Masri expressed relief that his son had been taken into PA custody rather than killed by Israeli forces, which have also been raiding Tubas in search of terror operatives and had previously jailed his son for three years.
His son had chosen “the route of struggle to liberate Palestine,” he said, rejecting PA accusations that Battalion members were engaged in lawlessness.
PIJ condemned the operation, saying PA forces appeared to be aiming to eliminate resistance to Israel and their methods were no different.
PA security forces were heavily deployed, with a checkpoint on a road into the city, when Reuters visited Tubas this week, but the city was calm.
Ghaith al-Omari, an expert on PA affairs at the Washington Institute for Near East Policy, said the Tubas campaign was a much-needed attempt by the PA to assert itself in a part of the West Bank where its control had been “practically absent.”

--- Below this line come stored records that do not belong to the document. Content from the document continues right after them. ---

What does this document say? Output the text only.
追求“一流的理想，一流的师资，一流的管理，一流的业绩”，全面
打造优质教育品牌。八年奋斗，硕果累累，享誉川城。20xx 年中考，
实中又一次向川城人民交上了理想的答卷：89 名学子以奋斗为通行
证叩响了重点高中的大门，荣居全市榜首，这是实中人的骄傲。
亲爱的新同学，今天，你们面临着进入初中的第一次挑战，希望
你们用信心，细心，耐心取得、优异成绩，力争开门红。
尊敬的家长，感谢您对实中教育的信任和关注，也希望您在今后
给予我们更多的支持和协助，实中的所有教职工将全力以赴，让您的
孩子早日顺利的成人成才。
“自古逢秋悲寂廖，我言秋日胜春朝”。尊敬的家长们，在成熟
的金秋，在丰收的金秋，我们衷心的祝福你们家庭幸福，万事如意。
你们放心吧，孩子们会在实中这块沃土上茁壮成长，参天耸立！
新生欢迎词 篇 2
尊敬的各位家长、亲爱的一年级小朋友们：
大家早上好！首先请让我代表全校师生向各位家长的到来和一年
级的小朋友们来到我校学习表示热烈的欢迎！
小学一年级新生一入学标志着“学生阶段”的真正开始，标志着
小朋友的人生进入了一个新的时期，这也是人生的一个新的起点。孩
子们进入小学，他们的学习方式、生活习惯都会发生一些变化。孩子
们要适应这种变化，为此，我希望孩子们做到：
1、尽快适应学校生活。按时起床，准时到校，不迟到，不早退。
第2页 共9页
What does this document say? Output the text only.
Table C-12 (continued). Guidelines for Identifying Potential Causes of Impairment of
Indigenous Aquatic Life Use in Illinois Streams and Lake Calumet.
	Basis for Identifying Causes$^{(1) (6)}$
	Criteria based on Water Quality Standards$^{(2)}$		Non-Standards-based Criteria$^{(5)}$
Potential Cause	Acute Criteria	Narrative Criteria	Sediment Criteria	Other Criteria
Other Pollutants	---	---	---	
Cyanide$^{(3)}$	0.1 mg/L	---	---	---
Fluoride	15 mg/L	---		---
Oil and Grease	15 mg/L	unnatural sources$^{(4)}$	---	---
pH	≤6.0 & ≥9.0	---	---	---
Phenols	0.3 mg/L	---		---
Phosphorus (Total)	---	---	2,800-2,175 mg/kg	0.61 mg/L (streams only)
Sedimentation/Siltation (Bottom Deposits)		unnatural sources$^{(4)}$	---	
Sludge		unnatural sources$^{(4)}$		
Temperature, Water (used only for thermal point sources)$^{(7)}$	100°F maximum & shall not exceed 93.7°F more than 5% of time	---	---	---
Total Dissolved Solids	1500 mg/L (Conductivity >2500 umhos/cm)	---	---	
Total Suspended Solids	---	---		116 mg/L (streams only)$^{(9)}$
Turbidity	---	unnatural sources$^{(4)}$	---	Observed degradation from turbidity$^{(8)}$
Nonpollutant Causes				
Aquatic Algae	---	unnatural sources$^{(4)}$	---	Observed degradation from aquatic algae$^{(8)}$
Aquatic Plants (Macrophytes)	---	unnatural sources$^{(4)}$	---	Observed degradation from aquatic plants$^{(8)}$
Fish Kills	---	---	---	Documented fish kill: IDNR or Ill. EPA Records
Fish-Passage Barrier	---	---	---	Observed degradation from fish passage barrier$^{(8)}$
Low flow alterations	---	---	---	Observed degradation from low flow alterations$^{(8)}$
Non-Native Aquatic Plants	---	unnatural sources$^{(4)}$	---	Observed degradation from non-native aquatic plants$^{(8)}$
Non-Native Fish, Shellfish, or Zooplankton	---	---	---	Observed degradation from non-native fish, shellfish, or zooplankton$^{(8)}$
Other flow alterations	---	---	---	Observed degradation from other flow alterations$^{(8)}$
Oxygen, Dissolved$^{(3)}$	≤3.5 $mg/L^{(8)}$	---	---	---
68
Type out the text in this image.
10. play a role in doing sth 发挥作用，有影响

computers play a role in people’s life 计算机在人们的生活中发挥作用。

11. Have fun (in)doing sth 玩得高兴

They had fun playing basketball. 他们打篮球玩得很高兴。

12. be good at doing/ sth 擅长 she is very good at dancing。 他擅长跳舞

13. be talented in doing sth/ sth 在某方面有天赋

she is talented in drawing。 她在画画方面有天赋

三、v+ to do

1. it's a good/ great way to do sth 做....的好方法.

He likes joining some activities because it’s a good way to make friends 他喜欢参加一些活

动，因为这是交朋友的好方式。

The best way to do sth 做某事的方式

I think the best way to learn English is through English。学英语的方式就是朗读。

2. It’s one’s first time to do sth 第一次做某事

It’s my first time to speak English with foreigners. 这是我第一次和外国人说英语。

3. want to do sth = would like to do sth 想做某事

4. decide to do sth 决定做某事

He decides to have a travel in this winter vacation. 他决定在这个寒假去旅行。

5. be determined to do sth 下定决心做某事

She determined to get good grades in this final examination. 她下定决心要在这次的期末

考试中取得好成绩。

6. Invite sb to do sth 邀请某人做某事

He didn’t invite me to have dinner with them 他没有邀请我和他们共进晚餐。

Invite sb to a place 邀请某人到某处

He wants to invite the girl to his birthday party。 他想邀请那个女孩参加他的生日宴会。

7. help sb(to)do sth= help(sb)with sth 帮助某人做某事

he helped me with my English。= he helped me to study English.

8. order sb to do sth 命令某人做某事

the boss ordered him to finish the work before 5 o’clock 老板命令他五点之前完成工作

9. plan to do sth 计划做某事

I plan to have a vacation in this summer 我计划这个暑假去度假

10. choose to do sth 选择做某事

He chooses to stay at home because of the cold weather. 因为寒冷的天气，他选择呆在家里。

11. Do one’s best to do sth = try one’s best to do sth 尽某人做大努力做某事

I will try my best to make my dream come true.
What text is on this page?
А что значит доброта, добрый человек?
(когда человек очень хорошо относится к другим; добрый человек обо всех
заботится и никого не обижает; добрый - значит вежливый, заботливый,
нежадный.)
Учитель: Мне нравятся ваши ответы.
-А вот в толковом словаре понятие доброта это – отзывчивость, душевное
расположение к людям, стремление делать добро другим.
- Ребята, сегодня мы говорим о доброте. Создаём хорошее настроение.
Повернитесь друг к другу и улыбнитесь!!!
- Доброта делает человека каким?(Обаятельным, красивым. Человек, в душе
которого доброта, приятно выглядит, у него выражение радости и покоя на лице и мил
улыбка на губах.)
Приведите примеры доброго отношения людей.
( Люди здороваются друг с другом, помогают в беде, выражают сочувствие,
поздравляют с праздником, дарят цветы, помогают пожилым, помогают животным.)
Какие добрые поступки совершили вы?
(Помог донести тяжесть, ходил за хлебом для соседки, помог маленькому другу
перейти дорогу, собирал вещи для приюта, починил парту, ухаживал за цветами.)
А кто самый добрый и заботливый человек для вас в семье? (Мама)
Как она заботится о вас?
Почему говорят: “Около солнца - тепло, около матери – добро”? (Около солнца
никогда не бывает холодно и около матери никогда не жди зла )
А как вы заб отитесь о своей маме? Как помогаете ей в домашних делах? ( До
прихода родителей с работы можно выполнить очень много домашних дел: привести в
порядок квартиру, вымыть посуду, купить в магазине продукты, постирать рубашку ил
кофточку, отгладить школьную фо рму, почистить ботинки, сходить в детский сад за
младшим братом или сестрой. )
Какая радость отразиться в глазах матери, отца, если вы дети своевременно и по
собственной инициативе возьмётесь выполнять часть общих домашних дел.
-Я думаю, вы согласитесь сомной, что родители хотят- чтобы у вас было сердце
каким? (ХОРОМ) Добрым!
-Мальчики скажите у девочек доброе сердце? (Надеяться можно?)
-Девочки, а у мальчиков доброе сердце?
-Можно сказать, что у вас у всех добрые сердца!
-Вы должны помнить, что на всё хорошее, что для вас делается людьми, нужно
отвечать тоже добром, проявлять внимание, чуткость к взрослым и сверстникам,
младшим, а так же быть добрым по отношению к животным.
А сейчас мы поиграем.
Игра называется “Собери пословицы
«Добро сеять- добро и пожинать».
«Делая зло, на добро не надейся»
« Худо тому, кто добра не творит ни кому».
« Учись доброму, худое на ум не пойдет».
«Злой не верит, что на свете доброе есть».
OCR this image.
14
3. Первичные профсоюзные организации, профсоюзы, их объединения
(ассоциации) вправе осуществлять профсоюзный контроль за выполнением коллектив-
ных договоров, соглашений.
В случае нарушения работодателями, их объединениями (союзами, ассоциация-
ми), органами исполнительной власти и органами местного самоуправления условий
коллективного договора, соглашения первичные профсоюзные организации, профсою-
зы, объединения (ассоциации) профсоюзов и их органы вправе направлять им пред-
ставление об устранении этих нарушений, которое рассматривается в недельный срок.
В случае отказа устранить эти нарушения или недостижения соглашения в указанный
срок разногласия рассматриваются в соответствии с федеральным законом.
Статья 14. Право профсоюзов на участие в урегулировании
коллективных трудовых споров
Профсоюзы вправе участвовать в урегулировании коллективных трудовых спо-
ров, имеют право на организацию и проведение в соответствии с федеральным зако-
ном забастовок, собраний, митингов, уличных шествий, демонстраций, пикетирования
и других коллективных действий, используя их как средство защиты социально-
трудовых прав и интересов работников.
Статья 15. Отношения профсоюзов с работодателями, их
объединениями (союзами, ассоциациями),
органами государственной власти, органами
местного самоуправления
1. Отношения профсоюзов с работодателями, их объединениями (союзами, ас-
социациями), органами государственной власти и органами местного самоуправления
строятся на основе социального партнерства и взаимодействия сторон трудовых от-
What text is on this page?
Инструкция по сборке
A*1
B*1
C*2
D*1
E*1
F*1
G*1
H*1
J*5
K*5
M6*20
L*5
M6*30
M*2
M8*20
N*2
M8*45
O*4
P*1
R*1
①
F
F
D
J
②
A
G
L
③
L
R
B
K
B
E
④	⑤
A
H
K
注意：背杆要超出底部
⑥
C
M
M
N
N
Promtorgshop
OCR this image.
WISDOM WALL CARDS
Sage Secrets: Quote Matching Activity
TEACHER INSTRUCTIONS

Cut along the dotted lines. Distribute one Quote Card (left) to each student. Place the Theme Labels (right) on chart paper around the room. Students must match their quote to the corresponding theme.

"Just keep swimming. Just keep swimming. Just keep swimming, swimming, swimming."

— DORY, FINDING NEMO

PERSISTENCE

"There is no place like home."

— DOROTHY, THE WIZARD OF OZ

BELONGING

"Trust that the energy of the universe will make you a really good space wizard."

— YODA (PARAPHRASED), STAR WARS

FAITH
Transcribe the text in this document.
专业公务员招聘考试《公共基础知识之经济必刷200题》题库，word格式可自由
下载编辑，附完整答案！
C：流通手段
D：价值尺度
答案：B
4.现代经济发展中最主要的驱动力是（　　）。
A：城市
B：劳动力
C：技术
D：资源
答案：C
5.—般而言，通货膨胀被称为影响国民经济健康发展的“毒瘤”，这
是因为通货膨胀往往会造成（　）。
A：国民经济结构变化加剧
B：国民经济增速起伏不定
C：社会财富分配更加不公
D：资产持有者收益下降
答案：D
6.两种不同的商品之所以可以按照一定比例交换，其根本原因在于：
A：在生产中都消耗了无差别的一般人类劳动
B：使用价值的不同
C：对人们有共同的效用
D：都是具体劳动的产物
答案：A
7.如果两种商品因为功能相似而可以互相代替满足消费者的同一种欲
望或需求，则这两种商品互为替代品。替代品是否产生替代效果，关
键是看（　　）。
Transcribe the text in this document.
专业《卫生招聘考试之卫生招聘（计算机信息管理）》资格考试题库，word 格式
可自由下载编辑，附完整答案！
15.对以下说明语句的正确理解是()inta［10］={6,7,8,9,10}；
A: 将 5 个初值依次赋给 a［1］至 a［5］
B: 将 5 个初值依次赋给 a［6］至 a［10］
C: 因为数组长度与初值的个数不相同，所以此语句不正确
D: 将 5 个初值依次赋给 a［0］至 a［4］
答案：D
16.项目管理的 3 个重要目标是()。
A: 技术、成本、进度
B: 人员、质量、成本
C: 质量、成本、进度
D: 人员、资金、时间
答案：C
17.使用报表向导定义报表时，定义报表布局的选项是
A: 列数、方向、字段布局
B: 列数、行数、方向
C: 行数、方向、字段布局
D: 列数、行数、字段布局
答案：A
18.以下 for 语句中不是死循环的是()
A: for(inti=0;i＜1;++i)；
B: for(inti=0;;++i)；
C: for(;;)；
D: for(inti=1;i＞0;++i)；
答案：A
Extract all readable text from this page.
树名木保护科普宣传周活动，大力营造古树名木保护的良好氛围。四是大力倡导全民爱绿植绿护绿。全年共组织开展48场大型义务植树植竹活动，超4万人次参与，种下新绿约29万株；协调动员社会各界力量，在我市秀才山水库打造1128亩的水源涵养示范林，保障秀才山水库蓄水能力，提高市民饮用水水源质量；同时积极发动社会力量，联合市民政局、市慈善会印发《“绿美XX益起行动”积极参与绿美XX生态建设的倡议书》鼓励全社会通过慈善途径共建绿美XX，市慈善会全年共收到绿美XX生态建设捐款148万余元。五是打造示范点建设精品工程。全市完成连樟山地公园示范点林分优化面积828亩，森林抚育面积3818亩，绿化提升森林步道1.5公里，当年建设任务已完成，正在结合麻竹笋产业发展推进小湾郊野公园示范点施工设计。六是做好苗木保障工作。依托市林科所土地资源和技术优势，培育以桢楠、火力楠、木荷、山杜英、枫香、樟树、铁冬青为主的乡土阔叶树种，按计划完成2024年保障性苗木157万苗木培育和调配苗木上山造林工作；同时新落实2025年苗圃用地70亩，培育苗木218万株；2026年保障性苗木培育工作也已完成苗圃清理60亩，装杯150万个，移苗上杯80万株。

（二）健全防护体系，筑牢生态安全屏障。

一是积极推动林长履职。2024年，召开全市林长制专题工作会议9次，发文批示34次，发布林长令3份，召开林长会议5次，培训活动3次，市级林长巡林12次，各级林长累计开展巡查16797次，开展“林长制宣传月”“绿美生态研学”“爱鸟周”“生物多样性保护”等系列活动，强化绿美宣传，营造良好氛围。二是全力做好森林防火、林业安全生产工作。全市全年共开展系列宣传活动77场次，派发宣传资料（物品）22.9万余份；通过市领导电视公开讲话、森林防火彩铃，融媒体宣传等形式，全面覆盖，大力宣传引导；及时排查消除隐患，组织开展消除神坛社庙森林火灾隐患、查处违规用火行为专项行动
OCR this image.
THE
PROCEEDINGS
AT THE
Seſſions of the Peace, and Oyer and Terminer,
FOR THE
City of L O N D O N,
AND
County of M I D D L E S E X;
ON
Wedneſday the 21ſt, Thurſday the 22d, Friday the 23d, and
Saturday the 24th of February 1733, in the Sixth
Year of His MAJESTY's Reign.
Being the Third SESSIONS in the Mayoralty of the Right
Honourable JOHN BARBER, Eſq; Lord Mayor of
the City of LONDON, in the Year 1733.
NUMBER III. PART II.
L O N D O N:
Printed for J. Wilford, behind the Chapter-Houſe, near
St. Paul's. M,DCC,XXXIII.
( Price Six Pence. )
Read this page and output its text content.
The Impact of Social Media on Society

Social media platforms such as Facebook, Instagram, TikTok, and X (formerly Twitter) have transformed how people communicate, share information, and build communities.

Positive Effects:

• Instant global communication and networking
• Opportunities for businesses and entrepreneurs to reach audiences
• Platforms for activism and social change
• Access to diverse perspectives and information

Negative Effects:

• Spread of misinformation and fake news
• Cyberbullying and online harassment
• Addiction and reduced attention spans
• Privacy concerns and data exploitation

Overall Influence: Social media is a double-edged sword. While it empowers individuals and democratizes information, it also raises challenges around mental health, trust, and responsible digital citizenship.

“The PA understands that nobody sees it as being capable of running Gaza and everyone cites the fact that they can’t even run the northern West Bank,” said Omari, who has advised both Abbas and his predecessor, Yasser Arafat.
But one operation did not make a reputation, Omari said, noting that Tubas represented “low-hanging fruit” and that Hamas and PIJ were weaker there than in Jenin, also in the northern West Bank.
With US support, the 35,000-strong PA security forces were reconstituted after the 2007 Hamas takeover of Gaza.
Yet, the Washington Institute said in a July policy note, for the PA to assume governance in Gaza it would need extensive recruitment, equipment, vetting and training, a process it said would take years.
Israel, which accuses the PA of support for terrorism, has also rejected the notion of PA governance in Gaza.
While declining to comment on a potential role for PA security forces in post-war Gaza, the US State Department spokesperson reiterated that sustained peace in Gaza “must include Palestinian-led governance and Gaza unified with the West Bank under the Palestinian Authority.”
In the West Bank, the biggest issue was that PA security forces were “really, really unpopular in the north,” Omari said.
A September opinion poll showed that 89% of Palestinians in the West Bank want Abbas to resign, and that Hamas has more support than Fatah there. Polls by the Palestinian Center for Policy and Survey Research have consistently shown that Marwan Barghouti, a Fatah leader jailed by Israel for murder, would win any presidential vote.
Omari said: “To do effective security you need both capabilities but also you need credibility and legitimacy.”